Ristori per pochissimi. La strada è uno spazio pubblico, un luogo aperto e soprattutto un luogo che accoglie tutti, ma gli artisti che la frequentano – spiega ancora la rivista, a sua volta “di strada” – si dividono in due sottocategorie: quelli che sono “scritturati” e quelli “a cappello”. La distinzione è molto importante: “Sia gli scritturati che quelli a cappello possono essere professionisti – continua Toso – ma i primi hanno un committente, un contratto firmato, un monte ore e i contributi versati, i secondi invece sono tutti gli altri, cioè chi magari in quel momento non ha un contratto e allora lavora in strada liberamente. È una scelta di vita, chi la fa sa benissimo i rischi che corre ma la sceglie perché si sente libero. Chi lavora a cappello non è considerato fiscalmente un lavoratore bensì un cittadino che si esibisce liberamente”. In questi mesi, questa differenza è stata fondamentale per ottenere o meno il ristoro del Governo, cioè quel sostegno economico che lo Stato ha elargito ai lavoratori rimasti fermi per la pandemia. “Chi aveva un contratto ha potuto ricevere un po’ di soldi – continua Toso –. Per tutti gli altri, l’unica speranza è stata semmai il reddito di cittadinanza”. Tantissimi, comunque, sono rimasti fuori da tutto”.
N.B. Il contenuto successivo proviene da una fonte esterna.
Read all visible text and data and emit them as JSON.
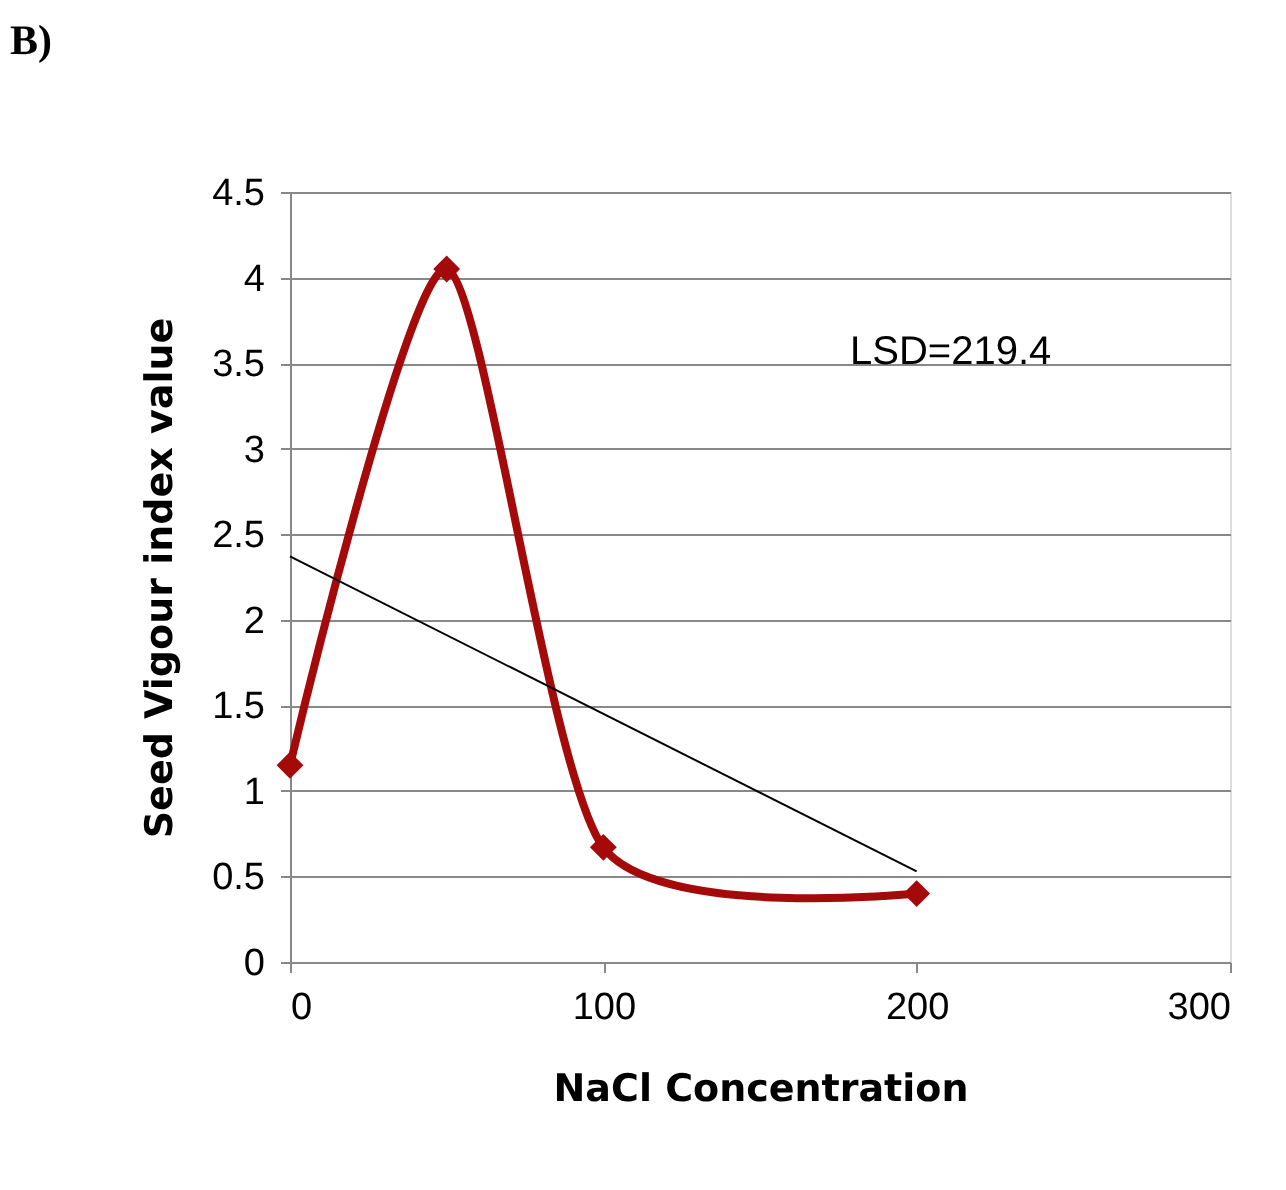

La crisi dei giostrai. Ferdinando Uga è il direttore di Anesv, l’associazione nazionale degli spettacoli viaggianti. “L’associazione esiste dal 1947, conta un migliaio di soci ma in Italia ci sono almeno 5mila imprese, sia itineranti che fisse, giostrai, lunapark, circhi – puntualizza –; l’anno è andato molto male. In media sono state lavorate 50 giornate contro le oltre 250 del 2019. Il ministero dei Beni e delle attività culturali e del turismo ha stanziato un fondo per sostenerci: ne hanno usufruito circa 1.500 esercenti, in tre tranche da qualche migliaio di euro. Ma non tutti hanno potuto accedervi: servivano i contributi Inps versati in regola, e non tutti lo erano. Ora, stiamo lavorando perché il ministero riapra il bando”. In grande aiuto è arrivato in questi mesi da quei Comuni che hanno sollevato le famiglie viaggianti dal pagamento dello spazio di sosta su suolo pubblico. “La Caritas – spiega il servizio di Scarp, che nel dossier riporta anche alcune storie personali di questi artisti – si è impegnata moltissimo per raccogliere fondi e consegnare pacchi con beni di prima necessità: i caravan, per via delle zone rosse, sono rimasti fermi per mesi nello stesso Comune. Ma i soldi non sono sufficienti”. Spesso si tratta di famiglie con quattro o cinque componenti: l’allacciamento elettrico va pagato, le assicurazioni e le manutenzioni delle giostre e dei mezzi anche, e poi ci sono i figli da mandare a scuola. Intanto la lotta degli artisti di strada continua: insieme ad Aleacam, l’associazione degli artisti di strada a cappello di Milano, ad Asm e ad altre associazioni milanesi di artisti, Fnas ha chiesto un incontro al Comune di Milano per ragionare insieme su una graduale riapertura dell’arte di strada in città. “La condizione di molti artisti è diventata insostenibile dal punto di vista economico – affermano –: per evitare assembramenti, sarebbe possibile aprire postazioni più decentrate lasciando chiuse quelle più centrali”. Dalla risposta alla pandemia dipende molto del futuro di questi artisti.